M.it recognizes by its membranes. Loudspeakers from the traditional English brand Kef make music with a coaxial chassis, i.e. concentric transducers that vibrate a dome tweeter in the middle of their membrane cones for low and medium tones. Larger speaker calibers from the manufacturer complement this construct with additional woofers. For the compact models, however, the one converter copy called a Uni-Q is actually sufficient on each baffle. This also applies to the company’s newest loudspeaker, the LS 50 Wireless II, which specializes in wireless streaming and multi-room operation.
What does the technically complicated, coaxial structure bring? All tones originate at one point and reach the ear without differences in their transit times. Coaxial chassis therefore have good prerequisites for high localization sharpness. Kef also pursues this goal with the shape of the housing. The fronts of these speakers are slightly curved forwards. Instead of sharp edges on which sound waves could break, curves limit the surface.

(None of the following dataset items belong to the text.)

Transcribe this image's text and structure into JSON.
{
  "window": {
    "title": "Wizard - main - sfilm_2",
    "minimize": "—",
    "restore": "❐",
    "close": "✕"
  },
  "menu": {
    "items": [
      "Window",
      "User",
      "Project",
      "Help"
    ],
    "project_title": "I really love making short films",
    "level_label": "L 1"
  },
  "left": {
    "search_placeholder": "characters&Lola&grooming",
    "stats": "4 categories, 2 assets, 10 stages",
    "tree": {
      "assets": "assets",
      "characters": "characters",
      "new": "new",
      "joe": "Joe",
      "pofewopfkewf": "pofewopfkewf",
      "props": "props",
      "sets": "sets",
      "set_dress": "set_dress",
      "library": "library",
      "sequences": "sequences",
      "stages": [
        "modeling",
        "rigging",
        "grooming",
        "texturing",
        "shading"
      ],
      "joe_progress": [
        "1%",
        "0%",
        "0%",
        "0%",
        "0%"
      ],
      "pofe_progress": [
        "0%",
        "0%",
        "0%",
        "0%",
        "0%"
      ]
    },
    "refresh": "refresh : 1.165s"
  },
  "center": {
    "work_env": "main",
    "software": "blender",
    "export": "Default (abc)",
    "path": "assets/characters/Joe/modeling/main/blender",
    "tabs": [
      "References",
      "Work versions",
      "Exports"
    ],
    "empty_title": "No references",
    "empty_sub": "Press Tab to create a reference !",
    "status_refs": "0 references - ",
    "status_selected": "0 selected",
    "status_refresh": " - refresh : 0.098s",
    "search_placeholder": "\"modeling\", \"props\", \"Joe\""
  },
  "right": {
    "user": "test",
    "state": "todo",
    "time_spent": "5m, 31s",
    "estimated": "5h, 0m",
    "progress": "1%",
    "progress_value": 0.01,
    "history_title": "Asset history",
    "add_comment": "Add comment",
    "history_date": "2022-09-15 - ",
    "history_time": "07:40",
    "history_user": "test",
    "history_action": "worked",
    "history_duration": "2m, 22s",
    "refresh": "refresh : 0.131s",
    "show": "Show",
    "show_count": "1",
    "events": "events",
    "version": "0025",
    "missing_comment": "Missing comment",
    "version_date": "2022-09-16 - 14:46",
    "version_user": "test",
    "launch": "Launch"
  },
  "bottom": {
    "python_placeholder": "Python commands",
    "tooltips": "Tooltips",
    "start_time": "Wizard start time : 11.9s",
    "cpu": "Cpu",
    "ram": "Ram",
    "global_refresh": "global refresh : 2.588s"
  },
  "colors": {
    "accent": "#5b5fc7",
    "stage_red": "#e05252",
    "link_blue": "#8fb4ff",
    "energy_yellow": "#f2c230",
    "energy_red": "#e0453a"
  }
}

The electronics department of the new loudspeakers, which cost € 2500 per pair, is hardly less interesting. We only mention for the sake of completeness that here, as the data sheet claims, switch output stages operate with a crazy 760 watts per box. The variety of musical sources from which the speakers draw is more exciting. Mobile devices can be radioed directly via Apple Airplay 2 or Google Chromecast, Bluetooth of course also works. The Kef Connect app that is part of the system also connects to the respective apps from the streaming services Spotify, Tidal, Amazon Music, Qobuz and Deezer, and if that is not enough, internet radio can also play the program. Roon will soon be added as a high-end music service provider.
However, wired sources can also be used via an optical and a coaxial digital connection, an analog jack socket and an HDMI interface for television sound. A sensor field on the master box is used to select the waves, but the control app can also do this, as can the remote control. The music signals are allowed to flow towards the loudspeakers in the highest resolutions. 384 kilohertz and 24 bits are maximum key data; serial DSD-256 data streams are also accepted. All of this applies if the supplied patch cable establishes the connection between the two boxes. If this takes over a radio link, a signal processor limits the sampling frequency to 96 kilohertz, but this value is also beyond good and evil.
Setting up the system put us to the test of our patience. Somehow the data transfer crashed again and again in the Bermuda triangle of router, iPhone and loudspeaker. However, the still tricky and so far only English-language tax app Kef Connect will soon receive updates. At some point all connections were made. Fortunately, because the rest of the system completely convinced us. The small loudspeakers were a decoration of every recording studio, they reproduce music so precisely, with great attention to detail and without slag. Suddenly a timidly battered cymbal hisses deep from the background of a large stage that we had never consciously noticed before. The Kefs put it in the spotlight. You know that vocal soloists breathe, but these loudspeakers make it audible. And those who appreciate dryness not only with champagne will love the bass reproduction of these speakers.